El propietario de la tienda invitó a la menor a un refresco y, mientras lo consumía, llegaron unos compañeros de la chica que le invitaron a que se marchara con ellos, pero les contestó que se reuniría con ellos cuando finalizara de consumir la bebida.
Al quedarse solos, el acusado aprovechó la circunstancia para retener a la menor, para lo cual cerró la puerta de acceso a la tienda con llave y bajó las persianas de manera que impidiera ver el interior desde fuera. A continuación la agredió sexualmente.

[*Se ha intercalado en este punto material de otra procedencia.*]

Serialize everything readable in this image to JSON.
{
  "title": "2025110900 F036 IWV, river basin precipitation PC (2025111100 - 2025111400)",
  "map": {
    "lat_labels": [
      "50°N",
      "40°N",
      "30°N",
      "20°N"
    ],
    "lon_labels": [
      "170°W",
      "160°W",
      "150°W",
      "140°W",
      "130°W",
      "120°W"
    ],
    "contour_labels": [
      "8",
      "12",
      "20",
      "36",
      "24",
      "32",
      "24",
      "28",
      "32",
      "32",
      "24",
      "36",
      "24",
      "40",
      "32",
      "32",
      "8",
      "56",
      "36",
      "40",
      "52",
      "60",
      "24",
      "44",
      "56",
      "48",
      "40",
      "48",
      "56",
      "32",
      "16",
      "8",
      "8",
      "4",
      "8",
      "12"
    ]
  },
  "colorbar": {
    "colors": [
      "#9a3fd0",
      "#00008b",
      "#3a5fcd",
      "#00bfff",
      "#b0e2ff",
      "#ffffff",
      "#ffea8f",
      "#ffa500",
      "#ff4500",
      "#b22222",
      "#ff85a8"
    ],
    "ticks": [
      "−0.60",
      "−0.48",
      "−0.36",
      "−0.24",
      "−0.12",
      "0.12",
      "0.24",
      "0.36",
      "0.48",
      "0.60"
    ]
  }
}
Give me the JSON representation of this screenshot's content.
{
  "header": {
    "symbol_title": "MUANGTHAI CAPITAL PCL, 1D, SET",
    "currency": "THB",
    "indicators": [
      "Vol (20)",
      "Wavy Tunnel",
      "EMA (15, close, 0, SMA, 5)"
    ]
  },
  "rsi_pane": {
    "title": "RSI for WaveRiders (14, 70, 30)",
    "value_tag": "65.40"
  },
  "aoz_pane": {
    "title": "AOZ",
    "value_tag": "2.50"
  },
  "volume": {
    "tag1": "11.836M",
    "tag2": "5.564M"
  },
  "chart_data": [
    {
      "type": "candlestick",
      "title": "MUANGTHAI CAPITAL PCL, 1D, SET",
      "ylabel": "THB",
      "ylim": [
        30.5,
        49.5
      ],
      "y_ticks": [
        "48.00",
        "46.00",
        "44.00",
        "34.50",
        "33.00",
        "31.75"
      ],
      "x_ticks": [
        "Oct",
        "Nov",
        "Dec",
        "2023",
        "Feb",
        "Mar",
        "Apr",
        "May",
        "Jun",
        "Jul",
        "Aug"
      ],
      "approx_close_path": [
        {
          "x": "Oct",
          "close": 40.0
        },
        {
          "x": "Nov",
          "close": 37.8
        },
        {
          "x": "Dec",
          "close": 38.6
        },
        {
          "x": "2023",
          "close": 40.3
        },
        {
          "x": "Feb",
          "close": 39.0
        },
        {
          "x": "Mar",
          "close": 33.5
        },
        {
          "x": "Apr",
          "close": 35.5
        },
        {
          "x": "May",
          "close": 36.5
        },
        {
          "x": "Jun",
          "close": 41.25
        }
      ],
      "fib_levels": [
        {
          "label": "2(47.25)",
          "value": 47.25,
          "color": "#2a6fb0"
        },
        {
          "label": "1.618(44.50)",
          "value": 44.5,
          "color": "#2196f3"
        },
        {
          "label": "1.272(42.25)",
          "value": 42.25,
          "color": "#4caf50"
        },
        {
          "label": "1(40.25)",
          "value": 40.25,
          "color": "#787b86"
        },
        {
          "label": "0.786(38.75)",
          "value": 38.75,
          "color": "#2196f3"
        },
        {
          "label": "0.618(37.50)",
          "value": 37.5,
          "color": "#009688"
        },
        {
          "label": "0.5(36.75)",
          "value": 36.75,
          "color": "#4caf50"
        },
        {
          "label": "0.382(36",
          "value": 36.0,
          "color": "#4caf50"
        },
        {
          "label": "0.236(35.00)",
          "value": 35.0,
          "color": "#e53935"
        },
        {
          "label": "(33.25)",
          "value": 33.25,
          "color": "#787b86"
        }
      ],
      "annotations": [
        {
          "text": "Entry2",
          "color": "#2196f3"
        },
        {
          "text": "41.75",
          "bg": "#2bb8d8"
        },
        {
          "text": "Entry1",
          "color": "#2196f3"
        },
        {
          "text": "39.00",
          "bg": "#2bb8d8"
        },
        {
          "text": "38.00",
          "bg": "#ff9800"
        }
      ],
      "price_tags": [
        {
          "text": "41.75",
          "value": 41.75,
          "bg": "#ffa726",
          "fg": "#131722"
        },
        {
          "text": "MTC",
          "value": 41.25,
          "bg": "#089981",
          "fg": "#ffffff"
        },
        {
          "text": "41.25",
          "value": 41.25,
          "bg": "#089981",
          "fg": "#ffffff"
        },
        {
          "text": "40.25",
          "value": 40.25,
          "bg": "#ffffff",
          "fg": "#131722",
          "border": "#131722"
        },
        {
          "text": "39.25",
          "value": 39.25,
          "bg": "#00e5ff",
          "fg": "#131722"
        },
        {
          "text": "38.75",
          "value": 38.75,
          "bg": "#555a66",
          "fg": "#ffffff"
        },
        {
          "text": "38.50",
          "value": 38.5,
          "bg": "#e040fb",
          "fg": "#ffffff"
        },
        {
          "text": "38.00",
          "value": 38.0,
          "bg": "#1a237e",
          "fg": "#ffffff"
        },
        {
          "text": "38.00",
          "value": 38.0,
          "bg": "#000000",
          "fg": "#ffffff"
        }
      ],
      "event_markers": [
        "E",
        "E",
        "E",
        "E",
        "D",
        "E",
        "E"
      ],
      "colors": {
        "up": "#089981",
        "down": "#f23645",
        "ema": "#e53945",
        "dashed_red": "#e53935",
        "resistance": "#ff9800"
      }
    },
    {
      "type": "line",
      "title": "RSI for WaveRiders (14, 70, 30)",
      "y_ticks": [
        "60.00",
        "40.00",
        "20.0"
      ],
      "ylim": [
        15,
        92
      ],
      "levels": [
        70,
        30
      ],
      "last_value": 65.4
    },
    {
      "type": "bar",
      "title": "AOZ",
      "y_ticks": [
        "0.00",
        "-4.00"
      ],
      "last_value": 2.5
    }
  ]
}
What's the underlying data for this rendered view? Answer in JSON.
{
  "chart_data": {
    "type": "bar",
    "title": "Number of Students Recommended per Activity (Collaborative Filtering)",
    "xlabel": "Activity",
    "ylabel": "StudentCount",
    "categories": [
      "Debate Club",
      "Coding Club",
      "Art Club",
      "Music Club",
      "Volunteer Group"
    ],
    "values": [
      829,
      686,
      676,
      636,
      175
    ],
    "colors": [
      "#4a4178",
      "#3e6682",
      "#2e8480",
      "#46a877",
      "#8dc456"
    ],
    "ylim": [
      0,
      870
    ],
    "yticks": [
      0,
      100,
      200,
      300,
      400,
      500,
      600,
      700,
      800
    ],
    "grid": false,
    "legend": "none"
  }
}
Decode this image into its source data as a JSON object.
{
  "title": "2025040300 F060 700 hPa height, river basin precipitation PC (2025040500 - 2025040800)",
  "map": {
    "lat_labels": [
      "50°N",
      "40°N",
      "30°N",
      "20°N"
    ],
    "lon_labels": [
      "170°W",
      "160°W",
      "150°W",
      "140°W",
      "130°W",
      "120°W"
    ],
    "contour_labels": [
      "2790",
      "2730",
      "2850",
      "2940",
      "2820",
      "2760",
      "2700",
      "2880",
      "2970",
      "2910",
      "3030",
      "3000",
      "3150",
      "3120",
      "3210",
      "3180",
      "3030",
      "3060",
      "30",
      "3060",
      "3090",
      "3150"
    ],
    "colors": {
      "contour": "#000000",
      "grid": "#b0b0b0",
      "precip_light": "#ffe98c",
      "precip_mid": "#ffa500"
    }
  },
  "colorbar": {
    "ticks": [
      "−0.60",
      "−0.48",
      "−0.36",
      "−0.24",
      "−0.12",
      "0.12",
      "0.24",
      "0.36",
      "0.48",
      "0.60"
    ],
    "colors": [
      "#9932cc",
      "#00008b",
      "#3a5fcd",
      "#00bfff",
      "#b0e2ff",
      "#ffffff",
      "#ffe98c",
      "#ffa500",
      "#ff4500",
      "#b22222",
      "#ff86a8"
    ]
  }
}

En un momento determinado, y mientras el procesado retenía a la menor, comenzaron a llamar a la puerta del establecimiento los amigos de la chica que la habían estado esperando en el parque próximo. El procesado trasladó a la menor hasta el aseo para impedir que se marchara, cerrando la puerta pero sin seguridad, permaneciendo en dicho lugar la menor sin decir nada debido al pánico que padecía y al estado de 'shock' en el que se encontraba.
Una vez se hubieron marchado los menores que se interesaban por el paradero de la menor, el procesado continuó con la agresión, diciendo a la chica: "no se lo digas a nadie pero vuelve cuando quieras", según los hechos considerados probados por la sentencia. Los hechos se cometieron por la adicción a la cocaína del procesado.